ESPECIAL ORGULLO ANCESTRAL

RENACER EN EL FIN DEL MUNDO




Créditos fotos Leticia Caro



Dos veces a la semana Leticia Caro (43) y su Hijo Eric (23) se preparan para ir al salón de la comunidad Kawésqar “Grupos Familiares Nómades del Mar” en la región de Magallanes. Con una pizarra y unos textos escolares del ministerio de Educación traducidos a su lengua de origen, enseñan a niños, padres, madres y jóvenes el dialecto con el que se comunicaban sus antepasados.

Esta iniciativa lleva apenas dos meses. Partió en enero luego de que esta comunidad Kawésqar llegara a la conclusión de que debían hacer algo para recuperar su lengua, ya que sus hijos y nietos solo estaban aprendiendo español. Solo sus padres y abuelos recuerdan algunas frases en Kawésqar.

Leticia, como la representante de esta asociación, decidió liderar de esta misión sin saber nada de su lengua nativa. Su motivación va relacionada con su padre, Reinaldo Caro, un Kawésqar que nació en los canales y que desde pequeño fue cazador de nutrias y recolector. Aunque su padre tampoco habla fluidamente su lengua, Leticia aprende este idioma por medio de los libros que entrega el Ministerio de Educación. Para ella es importante mantener vivo a su pueblo y la lengua es uno de los elementos centrales para lograr este objetivo.

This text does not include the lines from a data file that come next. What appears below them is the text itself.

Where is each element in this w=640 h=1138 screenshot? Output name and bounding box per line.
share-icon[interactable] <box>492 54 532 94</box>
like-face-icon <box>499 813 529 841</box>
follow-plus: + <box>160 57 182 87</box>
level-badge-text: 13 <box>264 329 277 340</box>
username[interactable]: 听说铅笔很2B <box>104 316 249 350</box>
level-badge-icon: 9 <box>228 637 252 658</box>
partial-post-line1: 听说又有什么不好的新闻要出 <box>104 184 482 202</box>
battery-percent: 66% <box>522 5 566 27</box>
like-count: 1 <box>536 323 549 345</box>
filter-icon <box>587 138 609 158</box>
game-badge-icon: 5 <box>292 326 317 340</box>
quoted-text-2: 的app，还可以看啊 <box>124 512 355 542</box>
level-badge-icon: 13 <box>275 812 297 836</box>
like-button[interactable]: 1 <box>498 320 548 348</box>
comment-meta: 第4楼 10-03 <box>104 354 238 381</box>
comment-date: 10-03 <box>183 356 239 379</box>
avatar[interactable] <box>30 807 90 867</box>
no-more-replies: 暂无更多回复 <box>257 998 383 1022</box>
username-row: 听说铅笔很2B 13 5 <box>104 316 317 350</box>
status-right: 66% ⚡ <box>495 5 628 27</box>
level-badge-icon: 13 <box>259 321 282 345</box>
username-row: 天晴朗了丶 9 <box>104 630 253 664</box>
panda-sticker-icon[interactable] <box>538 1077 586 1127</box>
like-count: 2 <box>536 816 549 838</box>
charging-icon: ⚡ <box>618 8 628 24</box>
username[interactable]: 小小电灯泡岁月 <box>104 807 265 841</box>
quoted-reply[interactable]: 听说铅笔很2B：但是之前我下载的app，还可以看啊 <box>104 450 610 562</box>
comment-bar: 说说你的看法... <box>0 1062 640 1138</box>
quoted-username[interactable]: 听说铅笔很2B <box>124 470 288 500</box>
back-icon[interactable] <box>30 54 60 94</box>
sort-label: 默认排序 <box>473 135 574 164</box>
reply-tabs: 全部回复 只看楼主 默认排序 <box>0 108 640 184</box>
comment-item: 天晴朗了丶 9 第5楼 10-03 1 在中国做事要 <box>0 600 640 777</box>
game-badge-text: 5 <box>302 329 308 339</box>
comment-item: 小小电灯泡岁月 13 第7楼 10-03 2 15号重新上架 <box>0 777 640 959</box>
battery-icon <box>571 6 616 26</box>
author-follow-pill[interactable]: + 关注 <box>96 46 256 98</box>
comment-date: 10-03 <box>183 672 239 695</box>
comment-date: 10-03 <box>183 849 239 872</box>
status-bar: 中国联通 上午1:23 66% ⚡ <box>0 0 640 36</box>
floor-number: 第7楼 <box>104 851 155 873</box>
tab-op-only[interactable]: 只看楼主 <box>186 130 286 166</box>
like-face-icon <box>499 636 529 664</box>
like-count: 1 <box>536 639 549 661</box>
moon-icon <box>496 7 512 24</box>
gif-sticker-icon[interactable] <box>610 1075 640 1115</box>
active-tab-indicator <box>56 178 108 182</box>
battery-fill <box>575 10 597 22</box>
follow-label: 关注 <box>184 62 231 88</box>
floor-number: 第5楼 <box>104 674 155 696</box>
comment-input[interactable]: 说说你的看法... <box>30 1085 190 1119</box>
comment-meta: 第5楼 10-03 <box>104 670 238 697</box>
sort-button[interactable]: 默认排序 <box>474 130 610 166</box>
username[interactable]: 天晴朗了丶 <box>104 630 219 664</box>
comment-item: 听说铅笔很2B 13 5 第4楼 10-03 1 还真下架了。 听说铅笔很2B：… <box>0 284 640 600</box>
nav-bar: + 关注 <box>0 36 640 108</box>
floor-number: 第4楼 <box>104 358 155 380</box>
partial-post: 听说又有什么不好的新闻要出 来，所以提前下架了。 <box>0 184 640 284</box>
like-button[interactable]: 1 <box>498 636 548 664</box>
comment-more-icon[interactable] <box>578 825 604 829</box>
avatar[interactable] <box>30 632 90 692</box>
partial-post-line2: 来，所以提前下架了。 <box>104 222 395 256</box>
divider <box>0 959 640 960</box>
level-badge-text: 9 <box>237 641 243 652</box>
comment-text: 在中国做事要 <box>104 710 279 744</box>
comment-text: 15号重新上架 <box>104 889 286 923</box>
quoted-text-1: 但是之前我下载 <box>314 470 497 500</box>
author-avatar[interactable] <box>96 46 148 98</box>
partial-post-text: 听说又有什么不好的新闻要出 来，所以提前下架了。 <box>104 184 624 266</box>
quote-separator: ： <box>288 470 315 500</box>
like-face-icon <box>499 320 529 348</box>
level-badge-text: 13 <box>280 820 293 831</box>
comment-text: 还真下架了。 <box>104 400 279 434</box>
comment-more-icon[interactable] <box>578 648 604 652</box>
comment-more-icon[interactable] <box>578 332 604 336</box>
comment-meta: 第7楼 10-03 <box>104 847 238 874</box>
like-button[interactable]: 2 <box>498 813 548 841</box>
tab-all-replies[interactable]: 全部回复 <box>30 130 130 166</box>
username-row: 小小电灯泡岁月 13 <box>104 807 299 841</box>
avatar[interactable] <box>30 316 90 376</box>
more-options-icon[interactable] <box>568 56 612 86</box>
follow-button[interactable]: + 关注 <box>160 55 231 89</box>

Eric explica que mientras su madre y él enseñan palabras y gramática, los alumnos les hablan sobre sus experiencias e historias de sus antepasados. La cantidad de estudiantes varía entre 10 a 12 personas de distintos grupos familiares Kawésqar. Padres e hijos, primos y tíos conforman esta particular clase en la que no solo enseña la lengua, sino que también las tradiciones que identifican al pueblo originario.




Como por ejemplo la ceremonia del varamiento de las ballenas, que se recordó en una de estas clases y que estos alumnos y profesores quieren volver a realizar al igual como lo hacían los antiguos Kawésqar. Cada vez que una ballena varaba en las costas chilenas, integrantes de este pueblo originario de todos los rincones se reunían y esperaban que el animal muriera. Luego armaban una gran ruca y se pintaban los cuerpos de negro, blanco y rojo para bailar y cantar alrededor de este cetáceo. Días después comían su carne que alcanzaba para varios meses.

“Con este ritual cada Kawésqar renacía y volvía a tener las fuerzas para seguir con su vida”, comenta Eric quien agrega que como rara vez llega una ballena, pretenden hacer una artificial y así cada cierto tiempo realizar esta ancestral ceremonia.

Pero por mientras Leticia y Eric esperan seguir con sus clases todo el año hasta que todos puedan hablar fluidamente el idioma Kawésqar y se motiven a enseñar esta lengua a sus familiares.
“He escuchado que mucha gente dice que nuestro pueblo está a punto de extinguirse y quizás tienen razón. Pero mientras vivamos haremos todo lo que esté en nuestras manos para mantenernos en esta tierra”, termina de decir Leticia.





Leticia junto a su hijo Eric (los primeros de derecha a izquierda) junto a descendientes Kawésqar.

Leticia en una de sus clases.

Material que utiliza Leticia y su hijo para enseñar esta lengua ancestral.